Emergency workers speculate that after the first victim was overcome Monday, the others climbed into the pit in a frantic rescue attempt. "It was a domino effect with one person going in, the second person going after them," Rockingham County Sheriff Don Farley said.
"When these fumes hit you, it takes a matter of seconds, and it's my guesstimate that these people were dead before they actually hit the floor," Farley told CBS News.
Farley identified the victims as Scott Showalter, 34; his wife, Phyillis, 33; their daughters, Shayla, 11, and Christina, 9; and Amous Stoltzfus, 24, who worked at the Showalters' dairy farm in the Briery Branch community.
The accident began when Scott Showalter tried to transfer manure from one small pit to a larger one, measuring 20 feet by 20 feet and 8 feet deep.
The pipe that was transferring the manure became clogged, and Showalter climbed in the pit to fix the blockage, Farley said.

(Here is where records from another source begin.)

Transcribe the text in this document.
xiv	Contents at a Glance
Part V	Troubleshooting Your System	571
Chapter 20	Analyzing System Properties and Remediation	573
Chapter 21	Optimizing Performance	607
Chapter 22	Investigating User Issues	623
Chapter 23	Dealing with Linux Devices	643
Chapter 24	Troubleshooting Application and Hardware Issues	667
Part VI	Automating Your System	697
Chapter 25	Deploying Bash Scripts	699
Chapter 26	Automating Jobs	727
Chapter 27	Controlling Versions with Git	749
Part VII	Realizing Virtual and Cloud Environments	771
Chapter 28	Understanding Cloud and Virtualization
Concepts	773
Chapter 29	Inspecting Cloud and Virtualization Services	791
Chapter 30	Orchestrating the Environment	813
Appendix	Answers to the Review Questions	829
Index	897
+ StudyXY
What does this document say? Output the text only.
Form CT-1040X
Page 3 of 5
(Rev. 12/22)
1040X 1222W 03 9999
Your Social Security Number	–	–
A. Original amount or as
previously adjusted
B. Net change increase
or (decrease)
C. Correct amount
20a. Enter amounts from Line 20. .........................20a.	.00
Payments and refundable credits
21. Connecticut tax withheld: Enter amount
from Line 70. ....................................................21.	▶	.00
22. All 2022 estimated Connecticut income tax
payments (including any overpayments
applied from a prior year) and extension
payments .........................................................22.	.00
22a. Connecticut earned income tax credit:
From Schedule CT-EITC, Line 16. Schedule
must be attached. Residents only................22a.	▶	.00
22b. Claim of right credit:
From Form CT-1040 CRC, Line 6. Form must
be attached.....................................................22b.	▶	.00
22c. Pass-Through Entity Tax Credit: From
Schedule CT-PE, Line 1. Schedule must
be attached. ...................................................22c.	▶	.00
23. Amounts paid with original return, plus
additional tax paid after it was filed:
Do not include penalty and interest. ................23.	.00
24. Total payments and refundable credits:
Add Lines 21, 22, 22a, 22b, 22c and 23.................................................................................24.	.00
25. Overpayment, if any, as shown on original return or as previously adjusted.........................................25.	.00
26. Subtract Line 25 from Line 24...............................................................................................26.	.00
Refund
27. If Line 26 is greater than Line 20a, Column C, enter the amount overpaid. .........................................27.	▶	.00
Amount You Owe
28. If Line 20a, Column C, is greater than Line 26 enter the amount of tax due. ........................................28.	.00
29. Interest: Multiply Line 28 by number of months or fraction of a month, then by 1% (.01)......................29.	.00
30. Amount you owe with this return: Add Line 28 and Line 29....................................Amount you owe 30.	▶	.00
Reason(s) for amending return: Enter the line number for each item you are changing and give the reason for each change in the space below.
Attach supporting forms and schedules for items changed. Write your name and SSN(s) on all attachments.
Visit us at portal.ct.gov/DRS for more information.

"This was an activity this farmer has probably done a hundred times," Farley said. "People have to go in and check their equipment," but for some reason, the fumes had not left the pit this time.
"This is the first time in my 25 years in law enforcement that we've had this happen in a manure pit, and then to have it happen to five people, just multiplies it that much more on the tragedy site of it," Farley said.
Emergency workers believe Stoltzfus climbed into the pit in an attempt to rescue Showalter. Phyillis Showalter and the two girls were outside the milking barn, heard the commotion, then all went into the pit and succumbed to the deadly gas.
Methane gas is an odorless and colorless byproduct of liquefied manure. The pit was nearly enclosed and poorly vented, Farley said.
Farley said the deaths were called in by another person on the farm, whom he declined to identify.
"By the grace of God that person did not go into that pit," he said.
The Showalters, who also had two younger daughters, milked 103 cows on their farm west of Harrisonburg in Virginia's Shenandoah Valley. The area has a large concentration of Mennonites, who shun most of the trappings of modern life.
"It's a very tight community," Farley told The Associated Press. "They will be ministering to each other and counseling each other. It's very fortunate that they have a very strong faith to help them through this."
Farley said the Showalter farm was a modern dairy operation. "Their faith did not deter any safety precautions," he said.